“Why doesn’t she understand? I told her how.”
“It’s his own fault that happened. I told him what he should do.”
“I told her and told her and told her and she still doesn’t do it right.”
Whether I’m working with business teams or couples, I regularly hear these comments. Results clearly show they do not lead to effective communication or healthy relationships. In fact, the telling behaviour tears relationships apart.
I’m curious; do you like to be told what to do?
When someone tells me what to do, I get a picture in my mind from long ago. I see myself as a 7-year old child in front of a crotchety old teacher with grey hair, double-chin, horn-rimmed glasses, floppy skin under her arms, and bad breath. That pungent, old battle-axe is shaking her finger at me disgustedly, and telling me exactly what to do to get her approval – to do it her way.
The fact is, I don’t take orders well. If it seems like a duty, a “have-to”, or an order based on someone else’s wants, the likelihood of me completing the task is very small.
On the other hand, if I am asked, I will do almost anything to help another person. I will put my heart and soul into the request and go above and beyond the expectations.
I believe that most of us have a desire to give and help others – it’s a basic component of life, and the core to most businesses. Every business I think about is “in business” to help their customers get what they need, solve problems for them, or help them to feel good. The most successful businesses ask their customers what they want, in one way or another.
As an example, how would you feel if you entered a shoe store, and before your eyes adjusted to the light, the salesperson shoved a pair of shoes in a bag and said, “Give me your credit card and take these. They’re what you need to wear.” I’d be suggesting the salesperson take a trip – to somewhere really hot?
Telling builds walls of defense. Telling puts distance between people. Telling crumbles the foundation of a relationship – trust.
Asking brings people together. Asking instills cooperation, and in a larger sense, asking creates community. Asking builds trust and makes the relationship stronger.
With those points in mind, why would we tell someone else what to do when we can gain far greater results by asking?
How about a challenge, as a way for you to experiment with the power of asking?
The challenge is to focus your intention and attention on asking for what you want.

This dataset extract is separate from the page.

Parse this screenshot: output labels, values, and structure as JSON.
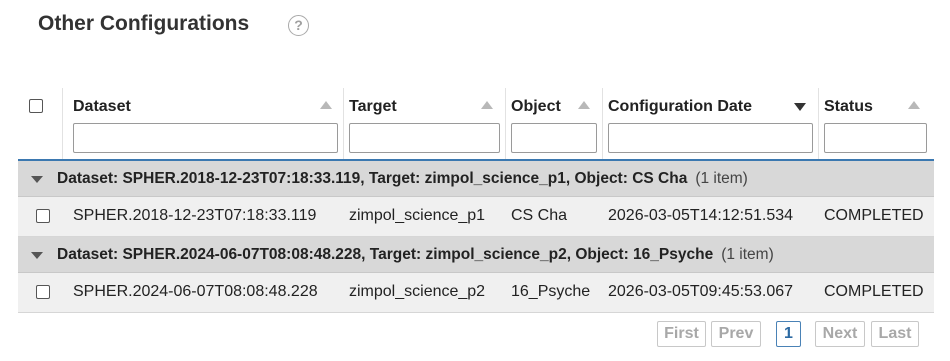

Here are the how-to’s:
- Become consciously aware of your thoughts as they float through your mind. For me, this is like stepping out of myself, where I can be an unattached observer of my thoughts. What would it take for you to do this?
- Any time you feel like saying, “You should …”, “You need to …”, “You better…”, “Do this/that…”, “Don’t do that”, or anything of that nature, what could you use to remind yourself to STOP and take a deep breath?
- In that heart- and mind-space, I invite you to consider what, specifically, do you want the result of the interaction to be? Is it healthy and respectful for all involved? Or is it a power-trip, manipulative, or based in your ego demands?
- How can you reframe the statement, so it is an “ask”. Perhaps one of these sentence stems might work for you: “Could you please …?”, “Would it be possible for you to …?”, “May I suggest you …?”, or “How would it work for you if you …?” These questions open the dialogue for choices and possibilities, considering different perspectives.
What will happen? (1) The person will gladly and gratefully fulfill your request, or (2) he/she won’t.
Regardless, it will be an invitation for positive conversation. When both are coming from a solution-oriented intention, the result is often far better than either thought possible.
Do you want to build and enhance your relationships, and create greater happiness, joy, and success?
If so, what would it take to make the above steps habitual?
Imagine your life 6 months from now!! What might be different, now that you are applying these asking steps every day?
But don’t tell anybody what you’re doing – it’s a secret.
Thanks for the reminder Dan. I’ve noticed lately the telling and demanding tone in my own words to myself. You should … You need to … I’m trying to reframe them to a more curious tone. I wonder what would happen if … Makes it feel more inviting, more playful. Like you said, I don’t feel like I’m being scolded by a “pungent, old battle-axe” 🙂
Thanks for your reflection and reframe, Lisa. I think you’ve also nailed another key piece. Most of us tend to be hardest on ourselves. That is likely the most important communication we have, which totally affects the results we create and how we feel about ourselves.
Thanks for your wisdom.
Yes…Yes…Yes… In grief, we tend to tell people what they should do. We say don’t cry! Which tells someone two things…..You cannot handle them and stuff your emotions. They then choose not to grieve with you and call you angry. We tell people to be strong. Why? We are weak and He is strong. We tell people to go do something, get out to get your mind off the grief, yet they can barely make a cup of coffee. We tell people, “Can’t you just appreciate the good years you had with them or you can have another child!” We tell people to do this or that to change them so they act or behave in ways that make “us” feel better In that moment. Then in the next breath, we might use that old adage, “you cannot change people” while they are trying really hard to do just that. I love this article and wish to apply it to help me love those grieving with listening and asking. All it takes is to first show up, then to listen on a consistent basis. It really is easy…….I stopped doing this before my loss and my children love a less bossy mom and one who is more inviting and they actually choose to hang out with me now. However, some days simply asking doesn’t work with children. HaHa.